Der Erste, der ihn am Nachmittag anrief, war Dr. Hufner. Die Leichenschau habe keine relevanten Hinweise gebracht. „Natürlicher Ablauf, wenn man ihr Alter bedenkt“, sagte er und bemühte sich wie immer am Telefon, seine schwäbische Mundart zu unterdrücken. „Herzversagen, Exitus. Ich schicke Ihnen den Totenschein rüber. Sie werden sich ja um alles Weitere kümmern.“ Dr. Konstantin Hufner war als Chirurg im Westküstenklinikum in Heide angestellt und hatte die Aufgaben des Polizeiarztes der Kriminalpolizeistelle Heide übernommen. Unter den Kollegen nannte man ihn nur „Doc“, wenn er nicht in Hörweite war.

Jensen saß inzwischen im Wartezimmer der Kinderärztin in der Hamburger Straße. Er wartete mit seiner Frau Bärbel und dem gut fünf Monate alten Sohn Benjamin darauf, dass die Ärztin für sie Zeit habe. Für die U-5-Untersuchung, er hatte sich angewöhnt, auch in solchen Bezeichnungen zu denken. Sie hatten keine Probleme zu beklagen. Aber bei einem so kleinen Kind musste man vorsichtig in solchen Fragen sein. Außerdem war Benjamin ihr erstes Kind und sie hatten noch keine eigenen Erfahrungen mit der gesunden und altersgerechten Entwicklung eines Kindes. Es gab nicht umsonst eine Serie von Untersuchungen, mit denen in Abhängigkeit vom Alter des Kindes seine Entwicklung überwacht wurde. Jensen war froh, dass der neue Fall vom Vormittag keine Forderungen an seine Zeit stellte. Er dankte für die Information und überlegte, ob er jetzt sein Smartphone ausschalten solle. Das Gespräch mit der Ärztin würde seine ganze Aufmerksamkeit erfordern.

Sie waren bereits auf der Rückfahrt nach Hause, als Klaus Hosse ihn anrief. Die Untersuchung und das Gespräch mit der Kinderärztin waren erfreulich verlaufen. Das Kind sei gesund, seinem Alter entsprechend gut entwickelt und seine Aufmerksamkeit und seine Reaktionen seien beachtlich, hatte die Ärztin gesagt, man sehe, dass mit dem Kind viel und oft gesprochen werde. Jetzt saß seine Frau mit dem Kind in einer Tragetasche auf dem Rücksitz des Wagens und sie erklärte ihm mit sanfter Stimme den Ablauf der Fahrt nach Hause. „Und du hast kein einziges Mal geweint!“, lobte sie ihn zärtlich.

Sein Smartphone klingelte und Jensen reichte es zu seiner Frau nach hinten. Sie meldete sich und gab das Handy an ihn zurück: „Für dich. Dein Freund und Kumpel.“ Jensen hielt in der nächsten freien Parkbucht.

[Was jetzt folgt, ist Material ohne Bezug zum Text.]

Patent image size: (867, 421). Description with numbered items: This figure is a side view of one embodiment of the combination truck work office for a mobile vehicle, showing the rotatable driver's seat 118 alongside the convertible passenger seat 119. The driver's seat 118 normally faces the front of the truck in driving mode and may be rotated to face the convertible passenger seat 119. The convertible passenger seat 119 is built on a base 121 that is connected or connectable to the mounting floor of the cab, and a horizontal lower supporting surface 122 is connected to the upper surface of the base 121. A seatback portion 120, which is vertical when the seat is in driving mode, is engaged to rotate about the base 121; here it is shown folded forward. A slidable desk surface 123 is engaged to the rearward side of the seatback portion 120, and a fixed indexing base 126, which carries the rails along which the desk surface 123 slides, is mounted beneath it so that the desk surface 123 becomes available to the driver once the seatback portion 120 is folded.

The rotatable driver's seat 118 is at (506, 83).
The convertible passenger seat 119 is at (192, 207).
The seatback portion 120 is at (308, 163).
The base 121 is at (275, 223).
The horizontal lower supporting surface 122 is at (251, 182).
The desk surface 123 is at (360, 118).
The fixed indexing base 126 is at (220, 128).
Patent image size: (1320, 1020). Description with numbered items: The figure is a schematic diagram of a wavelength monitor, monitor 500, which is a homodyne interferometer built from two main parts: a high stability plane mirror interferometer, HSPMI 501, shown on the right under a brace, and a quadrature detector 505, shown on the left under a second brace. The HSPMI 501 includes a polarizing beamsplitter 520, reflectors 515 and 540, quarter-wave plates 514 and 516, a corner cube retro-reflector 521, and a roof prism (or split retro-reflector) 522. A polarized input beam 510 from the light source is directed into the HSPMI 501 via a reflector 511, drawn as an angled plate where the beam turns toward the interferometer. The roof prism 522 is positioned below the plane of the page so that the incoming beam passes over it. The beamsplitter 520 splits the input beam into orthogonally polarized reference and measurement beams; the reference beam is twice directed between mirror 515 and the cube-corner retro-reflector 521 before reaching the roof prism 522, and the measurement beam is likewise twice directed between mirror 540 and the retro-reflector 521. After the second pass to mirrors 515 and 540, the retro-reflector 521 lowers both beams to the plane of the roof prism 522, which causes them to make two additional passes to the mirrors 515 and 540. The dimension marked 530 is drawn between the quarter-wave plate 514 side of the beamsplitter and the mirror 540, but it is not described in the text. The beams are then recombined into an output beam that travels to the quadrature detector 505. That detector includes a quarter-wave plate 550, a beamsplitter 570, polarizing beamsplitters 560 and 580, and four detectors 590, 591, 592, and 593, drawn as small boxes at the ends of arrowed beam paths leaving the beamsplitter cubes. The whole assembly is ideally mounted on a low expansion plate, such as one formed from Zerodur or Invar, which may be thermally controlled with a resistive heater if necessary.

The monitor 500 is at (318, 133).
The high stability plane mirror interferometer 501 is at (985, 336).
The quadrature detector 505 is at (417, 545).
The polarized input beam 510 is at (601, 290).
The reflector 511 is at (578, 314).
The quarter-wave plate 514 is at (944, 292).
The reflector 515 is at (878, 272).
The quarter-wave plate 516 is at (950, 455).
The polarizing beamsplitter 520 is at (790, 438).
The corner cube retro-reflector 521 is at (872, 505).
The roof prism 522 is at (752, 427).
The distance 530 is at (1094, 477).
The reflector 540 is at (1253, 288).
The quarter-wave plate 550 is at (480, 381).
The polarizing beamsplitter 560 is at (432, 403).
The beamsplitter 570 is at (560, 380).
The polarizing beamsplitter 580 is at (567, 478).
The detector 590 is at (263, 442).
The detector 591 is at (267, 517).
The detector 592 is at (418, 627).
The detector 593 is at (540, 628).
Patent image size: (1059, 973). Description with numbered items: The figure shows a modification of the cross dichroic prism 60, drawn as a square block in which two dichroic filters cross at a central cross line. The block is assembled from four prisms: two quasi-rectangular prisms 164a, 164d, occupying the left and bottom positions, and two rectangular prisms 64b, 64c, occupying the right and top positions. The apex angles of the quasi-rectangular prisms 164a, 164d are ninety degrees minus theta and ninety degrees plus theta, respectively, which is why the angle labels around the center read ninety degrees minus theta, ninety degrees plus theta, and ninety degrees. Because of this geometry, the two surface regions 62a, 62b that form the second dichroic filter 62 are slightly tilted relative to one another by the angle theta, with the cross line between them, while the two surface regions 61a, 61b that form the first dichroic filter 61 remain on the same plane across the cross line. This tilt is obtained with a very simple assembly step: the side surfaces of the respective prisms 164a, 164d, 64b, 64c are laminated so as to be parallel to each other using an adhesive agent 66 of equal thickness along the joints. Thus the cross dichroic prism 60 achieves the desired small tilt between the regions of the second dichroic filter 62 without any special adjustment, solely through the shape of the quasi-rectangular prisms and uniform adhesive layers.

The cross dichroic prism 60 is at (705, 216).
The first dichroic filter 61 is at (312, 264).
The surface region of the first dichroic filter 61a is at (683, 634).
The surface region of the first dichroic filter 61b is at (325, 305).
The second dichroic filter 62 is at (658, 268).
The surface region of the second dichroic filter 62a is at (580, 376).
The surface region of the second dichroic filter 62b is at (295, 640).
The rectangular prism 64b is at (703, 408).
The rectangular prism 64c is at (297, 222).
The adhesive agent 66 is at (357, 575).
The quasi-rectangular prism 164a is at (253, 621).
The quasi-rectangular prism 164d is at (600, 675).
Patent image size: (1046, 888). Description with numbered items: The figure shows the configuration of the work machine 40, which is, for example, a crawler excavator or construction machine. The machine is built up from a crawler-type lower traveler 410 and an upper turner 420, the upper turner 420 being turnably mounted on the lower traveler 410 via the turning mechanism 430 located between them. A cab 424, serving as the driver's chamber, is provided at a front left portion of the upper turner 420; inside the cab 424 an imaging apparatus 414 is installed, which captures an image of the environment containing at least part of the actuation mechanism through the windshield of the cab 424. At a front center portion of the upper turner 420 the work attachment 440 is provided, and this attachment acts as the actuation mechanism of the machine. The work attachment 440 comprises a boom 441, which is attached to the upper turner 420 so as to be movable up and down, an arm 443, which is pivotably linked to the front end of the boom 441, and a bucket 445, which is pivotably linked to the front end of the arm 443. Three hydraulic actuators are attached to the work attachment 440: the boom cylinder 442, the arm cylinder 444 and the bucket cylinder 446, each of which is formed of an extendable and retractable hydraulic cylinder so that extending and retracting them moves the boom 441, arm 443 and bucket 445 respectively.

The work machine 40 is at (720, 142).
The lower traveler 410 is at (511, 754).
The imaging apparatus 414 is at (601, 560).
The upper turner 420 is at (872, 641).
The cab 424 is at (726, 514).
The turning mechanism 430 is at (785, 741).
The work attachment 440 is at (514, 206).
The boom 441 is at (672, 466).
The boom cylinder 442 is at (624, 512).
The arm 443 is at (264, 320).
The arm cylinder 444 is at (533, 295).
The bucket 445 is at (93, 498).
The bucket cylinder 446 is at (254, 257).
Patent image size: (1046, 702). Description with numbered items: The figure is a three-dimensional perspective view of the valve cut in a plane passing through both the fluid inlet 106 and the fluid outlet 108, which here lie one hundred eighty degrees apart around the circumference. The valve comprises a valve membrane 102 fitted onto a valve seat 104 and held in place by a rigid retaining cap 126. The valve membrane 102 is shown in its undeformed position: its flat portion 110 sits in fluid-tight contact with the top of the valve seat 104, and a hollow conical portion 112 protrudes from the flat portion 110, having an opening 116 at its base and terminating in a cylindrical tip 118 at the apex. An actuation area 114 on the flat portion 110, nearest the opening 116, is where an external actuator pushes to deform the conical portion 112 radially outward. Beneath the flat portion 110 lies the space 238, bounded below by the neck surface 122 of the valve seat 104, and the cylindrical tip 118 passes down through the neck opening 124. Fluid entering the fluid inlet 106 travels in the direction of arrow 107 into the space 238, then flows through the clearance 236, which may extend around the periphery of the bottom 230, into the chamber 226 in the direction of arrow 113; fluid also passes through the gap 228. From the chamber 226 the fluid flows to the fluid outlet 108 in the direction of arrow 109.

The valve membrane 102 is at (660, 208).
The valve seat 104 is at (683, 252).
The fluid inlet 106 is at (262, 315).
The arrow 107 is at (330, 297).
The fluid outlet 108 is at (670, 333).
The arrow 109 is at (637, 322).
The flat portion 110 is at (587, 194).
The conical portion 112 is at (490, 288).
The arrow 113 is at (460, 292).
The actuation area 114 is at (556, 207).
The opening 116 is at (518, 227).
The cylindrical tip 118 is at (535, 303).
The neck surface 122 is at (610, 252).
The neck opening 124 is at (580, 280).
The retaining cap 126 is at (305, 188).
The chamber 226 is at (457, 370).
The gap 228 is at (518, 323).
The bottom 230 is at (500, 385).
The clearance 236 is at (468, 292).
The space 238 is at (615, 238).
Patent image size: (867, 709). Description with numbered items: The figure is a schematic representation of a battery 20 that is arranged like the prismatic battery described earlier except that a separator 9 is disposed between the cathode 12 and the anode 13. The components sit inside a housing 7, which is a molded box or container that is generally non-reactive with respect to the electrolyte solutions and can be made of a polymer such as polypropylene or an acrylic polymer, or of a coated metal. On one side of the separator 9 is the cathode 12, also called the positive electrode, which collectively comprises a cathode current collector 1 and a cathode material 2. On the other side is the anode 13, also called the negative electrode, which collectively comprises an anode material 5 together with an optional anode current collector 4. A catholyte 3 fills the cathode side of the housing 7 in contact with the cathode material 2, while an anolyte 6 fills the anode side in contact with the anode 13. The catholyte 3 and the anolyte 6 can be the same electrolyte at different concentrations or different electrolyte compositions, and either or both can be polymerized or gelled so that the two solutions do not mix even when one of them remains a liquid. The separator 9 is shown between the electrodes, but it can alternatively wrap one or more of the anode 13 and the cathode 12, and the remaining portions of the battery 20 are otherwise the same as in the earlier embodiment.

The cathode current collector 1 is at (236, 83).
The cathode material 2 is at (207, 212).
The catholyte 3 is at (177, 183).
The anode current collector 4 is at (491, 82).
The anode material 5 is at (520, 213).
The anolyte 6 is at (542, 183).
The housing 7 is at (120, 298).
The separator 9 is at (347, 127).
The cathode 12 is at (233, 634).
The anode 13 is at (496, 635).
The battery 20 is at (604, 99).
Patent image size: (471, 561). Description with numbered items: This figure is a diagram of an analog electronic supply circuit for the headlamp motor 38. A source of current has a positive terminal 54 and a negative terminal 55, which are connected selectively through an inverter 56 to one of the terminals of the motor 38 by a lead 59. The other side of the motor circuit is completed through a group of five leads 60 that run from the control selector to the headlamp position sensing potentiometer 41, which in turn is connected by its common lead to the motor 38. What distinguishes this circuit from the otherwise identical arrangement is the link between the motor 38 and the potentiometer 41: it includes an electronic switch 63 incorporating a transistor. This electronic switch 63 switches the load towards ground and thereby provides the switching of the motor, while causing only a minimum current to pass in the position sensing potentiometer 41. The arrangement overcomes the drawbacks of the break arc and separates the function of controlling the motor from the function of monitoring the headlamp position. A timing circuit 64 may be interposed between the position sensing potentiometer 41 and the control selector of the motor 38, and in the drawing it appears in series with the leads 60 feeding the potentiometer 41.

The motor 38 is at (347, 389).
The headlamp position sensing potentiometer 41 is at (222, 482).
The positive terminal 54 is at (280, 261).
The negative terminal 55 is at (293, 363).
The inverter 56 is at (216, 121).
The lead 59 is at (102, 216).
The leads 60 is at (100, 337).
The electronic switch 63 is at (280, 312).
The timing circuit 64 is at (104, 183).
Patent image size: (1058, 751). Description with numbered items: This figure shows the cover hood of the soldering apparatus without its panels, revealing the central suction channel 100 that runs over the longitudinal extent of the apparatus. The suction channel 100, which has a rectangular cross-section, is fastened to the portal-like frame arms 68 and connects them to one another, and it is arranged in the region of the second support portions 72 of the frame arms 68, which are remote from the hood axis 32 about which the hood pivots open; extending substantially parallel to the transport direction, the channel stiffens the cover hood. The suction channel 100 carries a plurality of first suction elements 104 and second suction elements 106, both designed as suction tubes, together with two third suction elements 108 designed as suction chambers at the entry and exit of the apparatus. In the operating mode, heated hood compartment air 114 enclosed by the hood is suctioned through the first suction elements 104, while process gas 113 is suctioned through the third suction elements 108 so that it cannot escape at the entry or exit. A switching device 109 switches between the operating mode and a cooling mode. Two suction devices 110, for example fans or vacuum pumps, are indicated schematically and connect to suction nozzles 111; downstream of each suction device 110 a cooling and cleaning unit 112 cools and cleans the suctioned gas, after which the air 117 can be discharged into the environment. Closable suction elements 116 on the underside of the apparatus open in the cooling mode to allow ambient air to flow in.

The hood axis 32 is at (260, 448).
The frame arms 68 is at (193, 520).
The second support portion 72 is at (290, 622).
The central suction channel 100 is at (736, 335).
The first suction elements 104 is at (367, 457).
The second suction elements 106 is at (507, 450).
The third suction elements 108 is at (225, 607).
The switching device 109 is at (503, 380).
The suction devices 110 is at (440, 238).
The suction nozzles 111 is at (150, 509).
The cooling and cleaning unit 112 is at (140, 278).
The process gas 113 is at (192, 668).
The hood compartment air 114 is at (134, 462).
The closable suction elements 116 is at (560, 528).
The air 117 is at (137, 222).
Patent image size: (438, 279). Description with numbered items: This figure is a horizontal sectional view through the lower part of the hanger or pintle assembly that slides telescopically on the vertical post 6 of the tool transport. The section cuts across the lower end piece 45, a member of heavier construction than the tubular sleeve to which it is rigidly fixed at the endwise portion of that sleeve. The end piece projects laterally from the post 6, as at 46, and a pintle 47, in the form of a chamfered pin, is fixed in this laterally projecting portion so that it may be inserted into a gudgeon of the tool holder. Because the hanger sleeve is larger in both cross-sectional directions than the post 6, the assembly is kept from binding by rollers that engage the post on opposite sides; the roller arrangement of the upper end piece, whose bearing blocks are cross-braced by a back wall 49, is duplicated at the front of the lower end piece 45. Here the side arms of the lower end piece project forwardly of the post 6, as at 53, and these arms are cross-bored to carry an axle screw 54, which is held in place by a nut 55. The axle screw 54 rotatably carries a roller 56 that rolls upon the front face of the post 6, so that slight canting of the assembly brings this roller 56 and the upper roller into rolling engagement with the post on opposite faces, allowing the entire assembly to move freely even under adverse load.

Oberkommissar Klaus Hosse, der Leiter der Spurensicherung in der Kriminalpolizeistelle Heide, „Spusi“, wie sie ihn nannten, meldete sich. Im Laufe der Zusammenarbeit hatten sie sich schätzen gelernt. Zumeist waren sie die Ersten, die den Ort eines schrecklichen Geschehens besichtigen und untersuchen und einschätzen mussten. Sie waren darüber Freunde geworden. „Hallo Klaus, was gibt es? Ich bin im Auto auf dem Weg nach Hause.“

Er hörte die Freude des Freundes am nicht ernst gemeinten Vorwurf: „Im Auto und telefonieren? Das wird teuer. Aber im Ernst. Ich will dich nur informieren. Der Fundort in der Wohnung ist sauber. Für die Beschädigung der Haustür habe ich keine Erklärung gefunden. Es gibt keine weiteren Hinweise auf einen Einbruch. Die Untersuchung der Toten gab keinerlei Verdachtsmomente. Den Fall kannst du vergessen.“

„Wieso warst du in der Wohnung? Heute Morgen sagtest du, du hättest keine Zeit dazu? War die Kollegin Neudorf noch dort?“ Sie hatte nicht erwähnt, dass sie sich dort gesehen hätten.

„Naja, ließ sich so einrichten“, sagte Hosse. „Für Freunde tue ich ja fast alles. Neudorf zeigte mir die Bilder von der beschädigten Haustür, das musste ich mir ansehen. Grüß deine Frau von mir und frage sie, wann ich zum Kaffeetrinken kommen soll.“

„Indianer wie du bekommen doch nur Wasser“, antwortete Jensen und beendete das Gespräch. Es würde ein ruhiger Nachmittag werden. Mit dem Vormundschaftsgericht hatte er bereits vom Büro aus telefoniert. Sie benötigten möglichst bald einen Nachlassverwalter und der Rechtspfleger hatte wegen der besonderen Lage eine kurzfristige Erledigung zugesagt. Jensen fuhr an und fädelte sich in den regen Verkehr ein, der um diese Tageszeit in der Hamburger Straße stets heftig und dicht war. Jensen hatte bereits nach dem Dienst am Markt Kuchen gekauft. Das Wetter war sonnig und mild. Es würde ein gemütlicher Nachmittag im Garten werden!